Validation of a diagnostic transition zone prostate cancer model trained in a 1.5T MRI scanner on an independent cohort of patients scanned on a 3T MRI scaner.
Nikolaos Dikaios1, Ed William Johnston1, Hashim Ahmed2, Lucy, Simmons3, Alex Freeman4, Clare Allen5, David Atkinson1, and Shonit Punwani1

1Centre of Medical Imaging, UCL, London, United Kingdom, 2Department:Research Department of Urology, UCL, London, United Kingdom, 3Div of Surgery & Interventional Sci, UCL, London, United Kingdom, 4Histopathology, UCL, London, United Kingdom, 5Radiology, UCL, London, United Kingdom

Synopsis

Diagnostic models for classifying prostate cancer within the transition zone based on multi-parametric magnetic resonance imaging (mp-MRI) have been proposed to improve radiologist’s performance. Such diagnostic models are trained on mp-MRI data acquired at 1.5T or 3T MRI scanners, but to the best of our knowledge no-one has yet examined whether these magnet specific models are interchangeable. This work applied a previously published diagnostic model trained on mp-MRI data acquired at a 1.5T scanner, on an independent cohort of patients with mp-MRI data acquired at a 3T and found that the performance of the model doesn’t drop significantly.

Purpose

Multi-parametric MRI (mp-MRI) facilitates identification of transition zone (TZ) cancers, yet its overall diagnostic accuracy is likely lower in this part of the prostate compared with the peripheral zone. Prior studies [1] have built a TZ diagnostic model based on quantitative mp-MRI parameters for three different cancer definitions and validated it on a temporal cohort of patients, scanned at the same 1.5T Siemens MR scanner at a different time period. In this study we validate the diagnostic ability of this model on a truly independent cohort of patients scanned on a 3T Philips MR scanner.

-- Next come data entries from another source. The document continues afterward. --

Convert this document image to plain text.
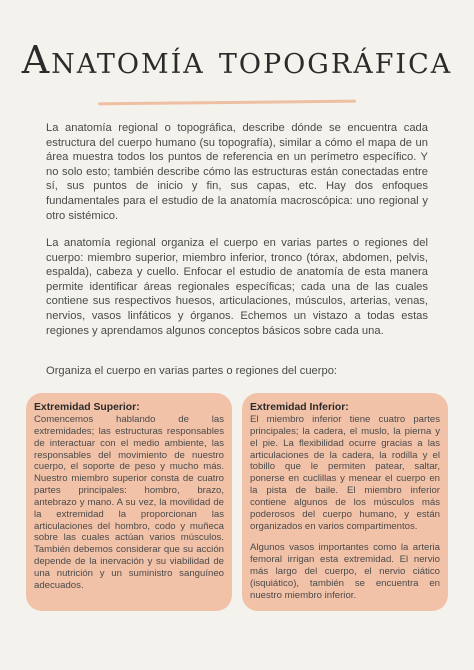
Anatomía topográfica

La anatomía regional o topográfica, describe dónde se encuentra cada estructura del cuerpo humano (su topografía), similar a cómo el mapa de un área muestra todos los puntos de referencia en un perímetro específico. Y no solo esto; también describe cómo las estructuras están conectadas entre sí, sus puntos de inicio y fin, sus capas, etc. Hay dos enfoques fundamentales para el estudio de la anatomía macroscópica: uno regional y otro sistémico.

La anatomía regional organiza el cuerpo en varias partes o regiones del cuerpo: miembro superior, miembro inferior, tronco (tórax, abdomen, pelvis, espalda), cabeza y cuello. Enfocar el estudio de anatomía de esta manera permite identificar áreas regionales específicas; cada una de las cuales contiene sus respectivos huesos, articulaciones, músculos, arterias, venas, nervios, vasos linfáticos y órganos. Echemos un vistazo a todas estas regiones y aprendamos algunos conceptos básicos sobre cada una.

Organiza el cuerpo en varias partes o regiones del cuerpo:

Extremidad Superior:

Comencemos hablando de las extremidades; las estructuras responsables de interactuar con el medio ambiente, las responsables del movimiento de nuestro cuerpo, el soporte de peso y mucho más. Nuestro miembro superior consta de cuatro partes principales: hombro, brazo, antebrazo y mano. A su vez, la movilidad de la extremidad la proporcionan las articulaciones del hombro, codo y muñeca sobre las cuales actúan varios músculos. También debemos considerar que su acción depende de la inervación y su viabilidad de una nutrición y un suministro sanguíneo adecuados.

Extremidad Inferior:

El miembro inferior tiene cuatro partes principales; la cadera, el muslo, la pierna y el pie. La flexibilidad ocurre gracias a las articulaciones de la cadera, la rodilla y el tobillo que le permiten patear, saltar, ponerse en cuclillas y menear el cuerpo en la pista de baile. El miembro inferior contiene algunos de los músculos más poderosos del cuerpo humano, y están organizados en varios compartimentos.

Algunos vasos importantes como la arteria femoral irrigan esta extremidad. El nervio más largo del cuerpo, el nervio ciático (isquiático), también se encuentra en nuestro miembro inferior.
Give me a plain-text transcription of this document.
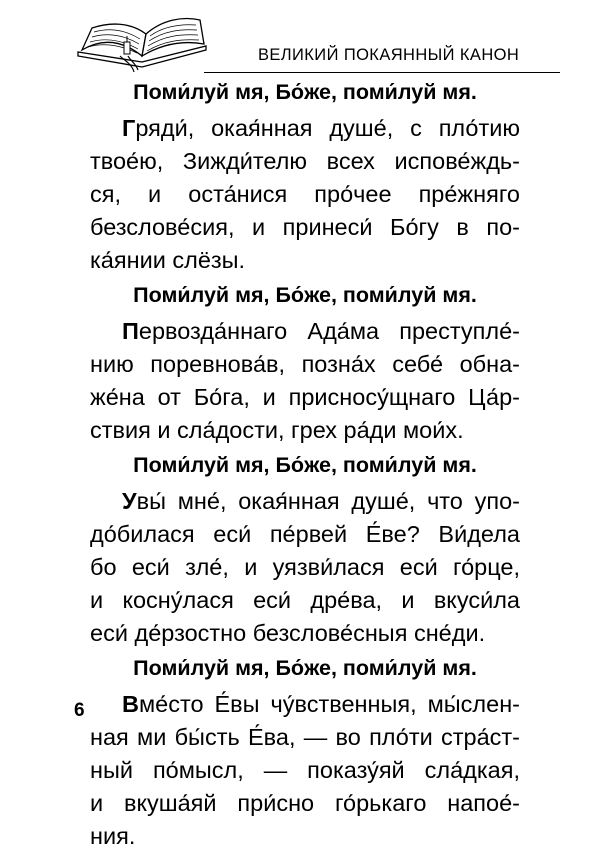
ВЕЛИКИЙ ПОКАЯННЫЙ КАНОН
Поми́луй мя, Бо́же, поми́луй мя.
Гряди́, окая́нная душе́, с пло́тию
твое́ю, Зижди́телю всех испове́ждь-
ся, и оста́нися про́чее пре́жняго
безслове́сия, и принеси́ Бо́гу в по-
ка́янии слёзы.
Поми́луй мя, Бо́же, поми́луй мя.
Первозда́ннаго Ада́ма преступле́-
нию поревнова́в, позна́х себе́ обна-
же́на от Бо́га, и присносу́щнаго Ца́р-
ствия и сла́дости, грех ра́ди мои́х.
Поми́луй мя, Бо́же, поми́луй мя.
Увы́ мне́, окая́нная душе́, что упо-
до́билася еси́ пе́рвей Е́ве? Ви́дела
бо еси́ зле́, и уязви́лася еси́ го́рце,
и косну́лася еси́ дре́ва, и вкуси́ла
еси́ де́рзостно безслове́сныя сне́ди.
Поми́луй мя, Бо́же, поми́луй мя.
Вме́сто Е́вы чу́вственныя, мы́слен-
ная ми бы́сть Е́ва, — во пло́ти стра́ст-
ный по́мысл, — показу́яй сла́дкая,
и вкуша́яй при́сно го́рькаго напое́-
ния.
6
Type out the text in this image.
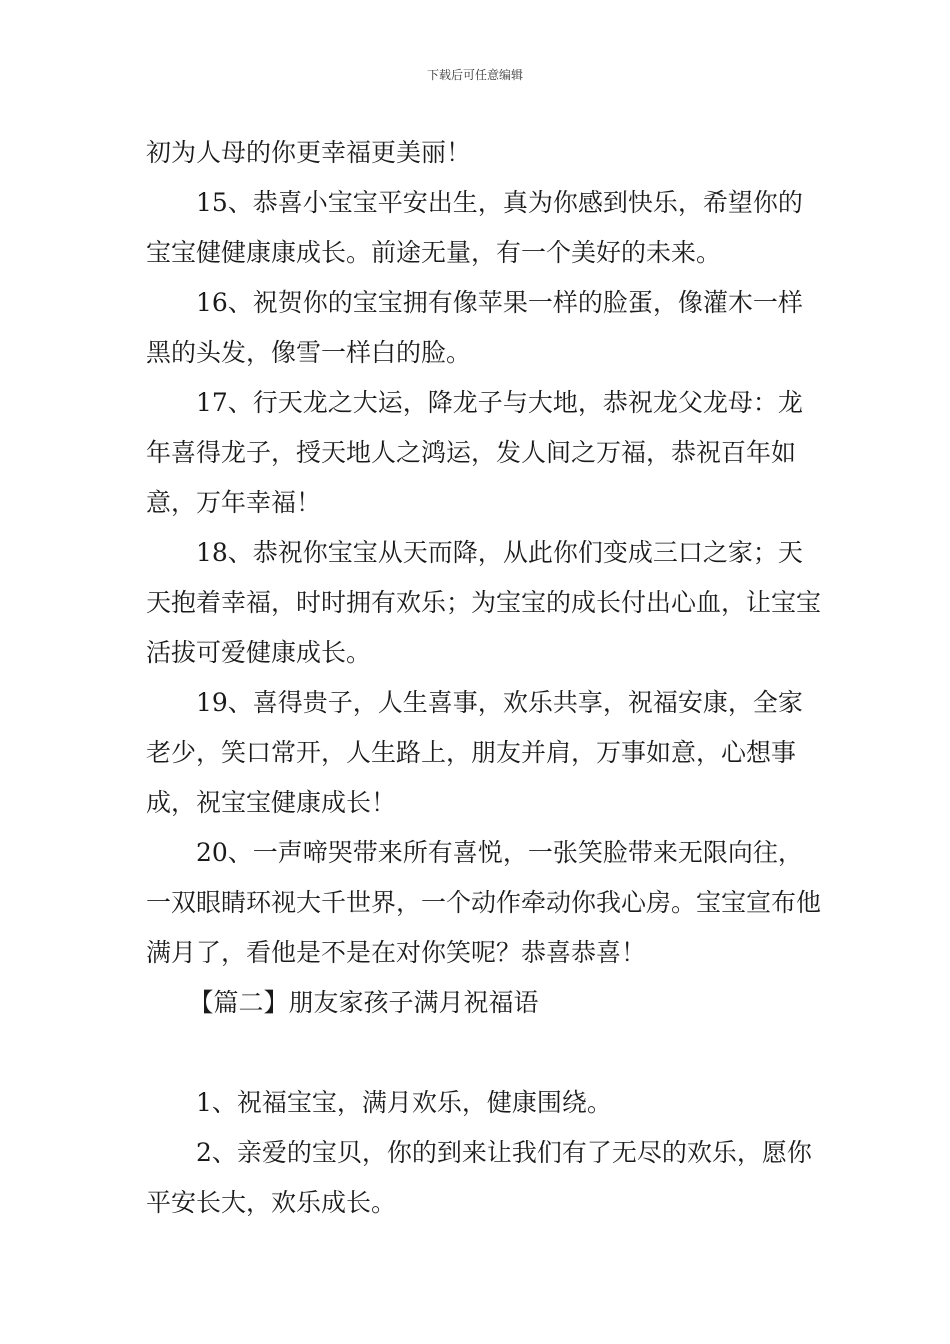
下载后可任意编辑

初为人母的你更幸福更美丽！

15、恭喜小宝宝平安出生，真为你感到快乐，希望你的宝宝健健康康成长。前途无量，有一个美好的未来。

16、祝贺你的宝宝拥有像苹果一样的脸蛋，像灌木一样黑的头发，像雪一样白的脸。

17、行天龙之大运，降龙子与大地，恭祝龙父龙母：龙年喜得龙子，授天地人之鸿运，发人间之万福，恭祝百年如意，万年幸福！

18、恭祝你宝宝从天而降，从此你们变成三口之家；天天抱着幸福，时时拥有欢乐；为宝宝的成长付出心血，让宝宝活拔可爱健康成长。

19、喜得贵子，人生喜事，欢乐共享，祝福安康，全家老少，笑口常开，人生路上，朋友并肩，万事如意，心想事成，祝宝宝健康成长！

20、一声啼哭带来所有喜悦，一张笑脸带来无限向往，一双眼睛环视大千世界，一个动作牵动你我心房。宝宝宣布他满月了，看他是不是在对你笑呢？恭喜恭喜！

【篇二】朋友家孩子满月祝福语

1、祝福宝宝，满月欢乐，健康围绕。

2、亲爱的宝贝，你的到来让我们有了无尽的欢乐，愿你平安长大，欢乐成长。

Multi-parametric magnetic resonance imaging

The previously reported Logistic Regression (LR) model was derived from 1.5T (Avanto, Siemens, Erlangen, Germany) mp-MRI studies [1]. All patients within the new independent cohort underwent a 3T (Achieva, Philips Medical Systems, Best, Netherlands) mp-MRI. All images were acquired with a pelvic-phased array coil; 0.2 mg/kg (maximum 20 mg) of spasmolytic (Buscopan; Boehringer Ingelheim, Ingelheim, Germany) was administered intravenously to reduce peristalsis. The mp-MRI included axial and coronal small field of view T2-weighted imaging; and was supplemented by axial diffusion weighted imaging (DWI) and dynamic contrast enhanced (DCE) imaging as reported in the PICTURE dataset [2].

Patient Cohort

All men within the PICTURE study underwent a mp-MRI followed by full template mapping biopsy of the prostate. For this study, the PICTURE database was retrospectively searched for (i) a cohort of men with histologically confirmed transition zone prostate cancer; (ii) a cohort of men negative for transition zone prostate cancer. Sixty-five men (mean age 64 years, range 48–83) with a mean PSA of 8.68 ng/ml (range 0.5–32.4 ng/ml) and mean prostate gland volume of 37.7 ml (range 3–90 ml) comprised the full independent cohort. Cancer was classified by three definitions of significance: (i) anycancer; (ii) definition-1 (≥Gleason 4+3 or ≥6mm cancer core length (CCL)) [high risk-significant]; and (iii) definition-2 (≥Gleason 3+4 or ≥4mm CCL) cancer [intermediate-high risk-significant]. Previous work1 has showed that the three mp-MRI variables that best classified TZ PCa are the Apparent Diffusion Coefficient (ADC), normalized T2 signal intensity and Maximum Enhancements (ME), and trained a LR model based on these parameters for each cancer definition. These LR models are now validated on the PICTURE independent cohort using receiver operating characteristic (ROC) analysis for each cancer definition.

Results

In the PICTURE independent validation patient cohort, 31/65 patients were positive for any-cancer, of these 19/31 for definition-2 cancer, and of these 14/19 for definition-1 cancer. 34/65 patients had a negative biopsy of the transition zone. Applying the previously derived LR model [1] to the PICTURE dataset, the ROC area under curve (ROC-AUC) for prediction of patients with any-cancer, definition-2 and definition-1 cancer model was 0.69 (95% CI 0.56–0.82), 0.66 (95% CI 0.53–0.79) and 0.63 (95% CI 0.50–0.77). To achieve >90% sensitivity on the PICTURE independent cohort, the specificities of the models were 32% (thre=0.65; any-cancer), 52% (thre=0.96; definition-2), and 45% (thre=0.35; definition-1), where thre is the probability threshold.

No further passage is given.